Nate didn’t care to be reminded of his mistake. Yet if he had to do it again, he would. His family came first, and with the two men along, he would be better able to protect them. He noticed the position of the sun, some two hours above the western horizon toward which they were headed.
Over a day and a half ago they had come on the grooved tracks of wagon wheels. “The trail to the Oregon Country,” Nate had said while noting how the hoofprints of the killers swung westward, paralleling the trail. Initially he had been stumped. Were Lassiter and company heading for Oregon to escape retribution for their acts? Then he had realized that several wagons had passed by a short while before Lassiter’s band reached the trail, and he was able to put two and two together.
The cutthroats were after the pilgrims in those wagons.
Nate had pushed the horses as hard as he dared until that very morning. To keep on doing so would exhaust them so badly the animals would be useless for days, in which case Lassiter would get clean away.
But Nate chafed at the delay as much as Jeremiah Sawyer. He looked up to see how far ahead the other two were and was surprised to see only Zeigler, galloping back toward them, and puffs of dust in the distance. “What’s the matter?” he demanded as the older man came to a sliding halt.
“It’s that danged Sawyer!” Old Bill said. “He’s decided you’re taking too dam
n long, so he’s gone on ahead.”
“He what?”
“I tried to talk him out of it. But he wouldn’t listen. He said that he was tired of dragging his heels, that we could catch up when we wanted.”

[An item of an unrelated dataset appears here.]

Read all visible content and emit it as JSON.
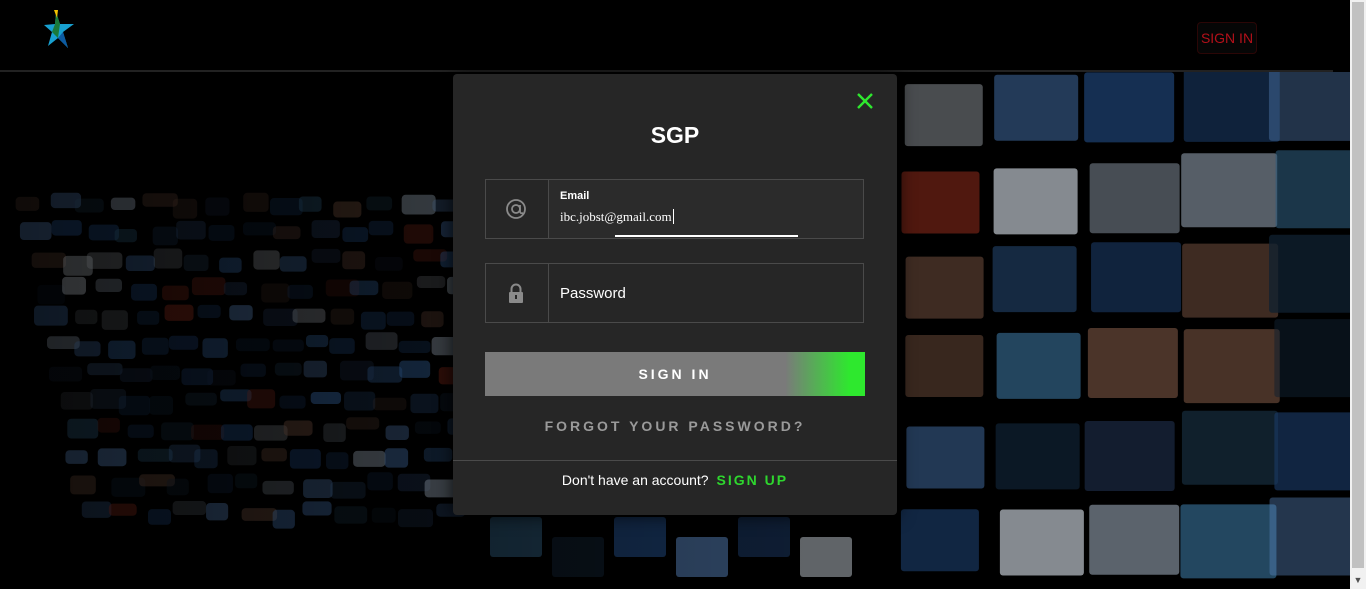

Exasperated beyond measure, Nate lifted his reins, then addressed Winona. “I’ll go ahead and stop him. You take your time. There’s no sense in running all our horses into the ground.” He touched her elbow in parting and was off, the big black stallion responding superbly as it always did. A last glance was all he had of his loved ones; then he buckled down to the task of overtaking the lunatic who would ruin everything.
Fortunately the lay of the land was mostly level. To the north were rolling hills, to the south gullies and ravines. But the wagon trail itself was flat and open so Nate could let the stallion have its head without fear of a mishap.

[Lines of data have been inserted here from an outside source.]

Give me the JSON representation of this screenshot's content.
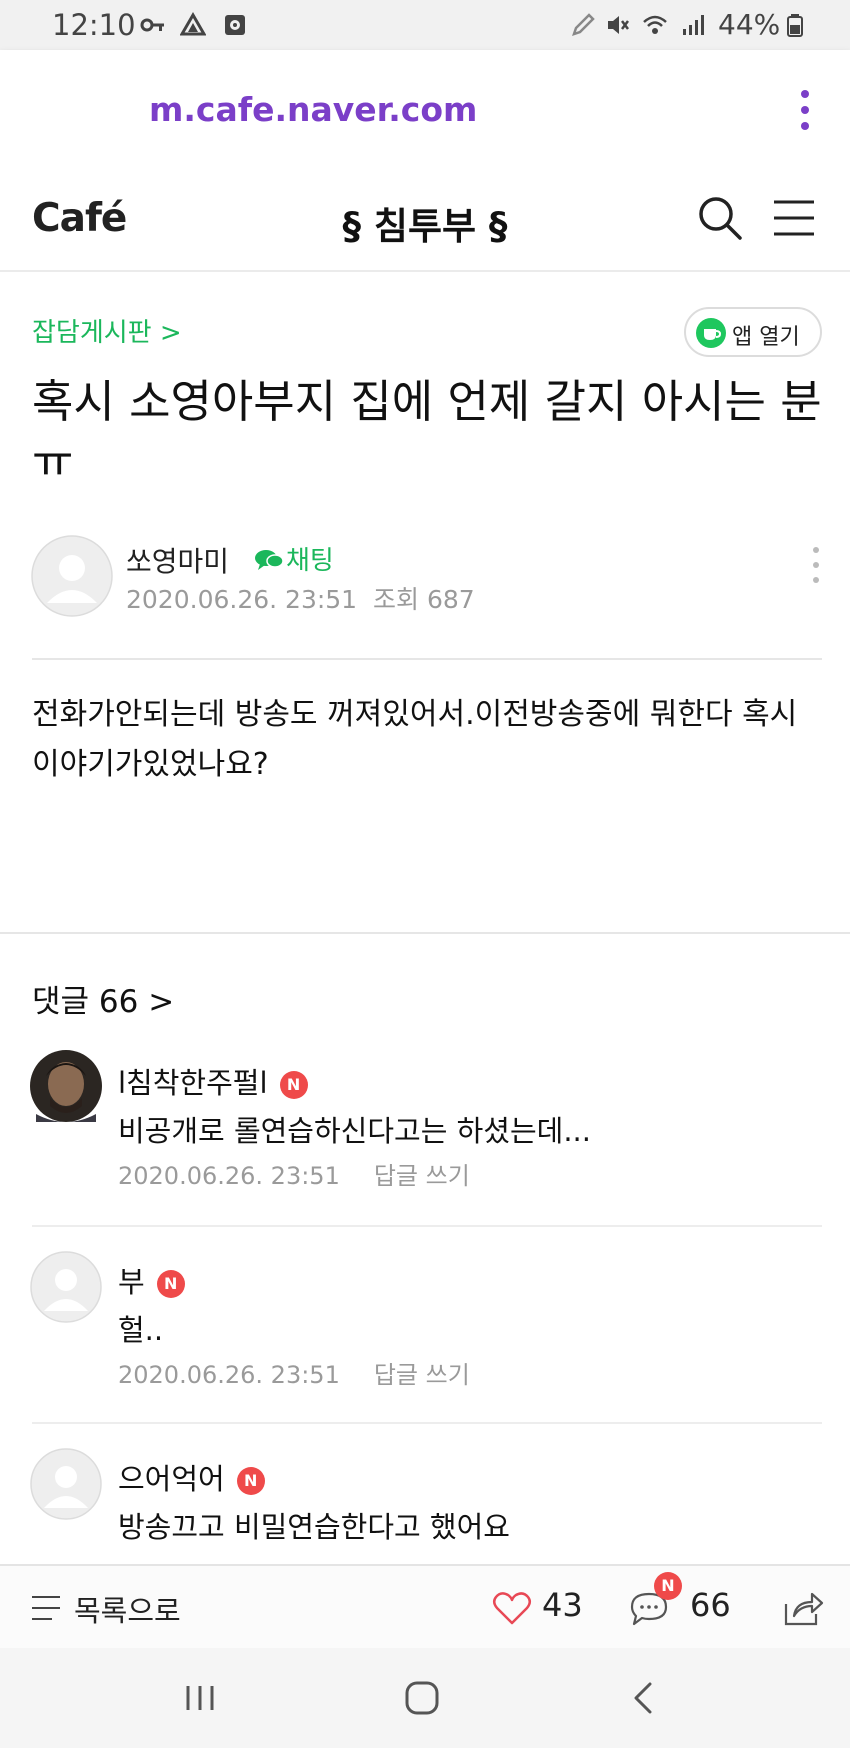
{
  "status_bar": {
    "time": "12:10",
    "battery": "44%"
  },
  "browser": {
    "url": "m.cafe.naver.com"
  },
  "header": {
    "logo": "Café",
    "cafe_name": "§ 침투부 §"
  },
  "board": {
    "name": "잡담게시판 >",
    "app_open": "앱 열기"
  },
  "post": {
    "title": "혹시 소영아부지 집에 언제 갈지 아시는 분 ㅠ",
    "author": "쏘영마미",
    "chat_label": "채팅",
    "date": "2020.06.26. 23:51",
    "views": "조회 687",
    "body": "전화가안되는데 방송도 꺼져있어서.이전방송중에 뭐한다 혹시 이야기가있었나요?"
  },
  "comments": {
    "header": "댓글 66 >",
    "new_badge": "N",
    "reply_label": "답글 쓰기",
    "items": [
      {
        "name": "l침착한주펄l",
        "text": "비공개로 롤연습하신다고는 하셨는데...",
        "date": "2020.06.26. 23:51"
      },
      {
        "name": "부",
        "text": "헐..",
        "date": "2020.06.26. 23:51"
      },
      {
        "name": "으어억어",
        "text": "방송끄고 비밀연습한다고 했어요",
        "date": ""
      }
    ]
  },
  "bottom_bar": {
    "list_label": "목록으로",
    "likes": "43",
    "comments": "66",
    "new_badge": "N"
  },
  "colors": {
    "url": "#7b3fc8",
    "accent_green": "#1bb75b",
    "new_badge": "#ef4a4a"
  }
}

Presently Nate spotted Jeremiah. Despite the distance, he could see the man flailing away at his mount with the reins, driving the animal relentlessly.

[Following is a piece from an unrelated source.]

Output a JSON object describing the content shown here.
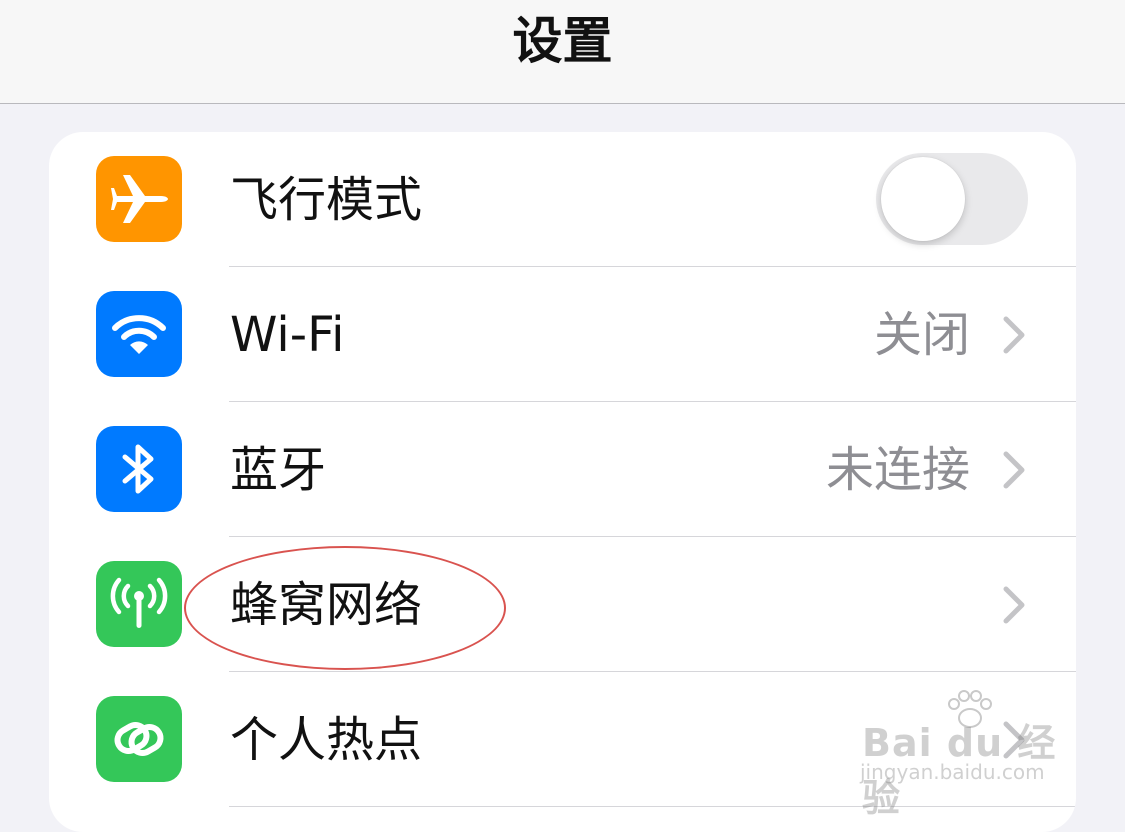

Slowly, the stallion narrowed the gap. The packhorse that Sawyer rode was no match for the black over a long haul. Nate smiled grimly to himself as he cut the yardage in half. Meanwhile, the sun arced into the blue sky. The shadows lengthened.
Jeremiah came to a grade and for the first time looked back. On spying Nate, he renewed his efforts to spur his horse on. The animal faltered, but didn’t go down.
Bent low over the stallion, Nate rode with the accomplished skill of a Comanche. He held the Hawken close to his chest, not that he thought he would have to use it. But a man in his friend’s condition was too unpredictable to say for sure.
Loose dirt and small stones spewed out from under the driving hooves of Sawyer’s mount. The animal was on its last legs and slipped several times. Jeremiah pounded it furiously with his fist and rifle.
It added fuel to Nate’s anger. He didn’t believe in mistreating animals and he had never looked kindly on those who did. Some trappers stuck to the philosophy that the only way to master a horse was to beat the animal into submission, but Nate believed that a little kindness went a long way toward accomplishing the same goal.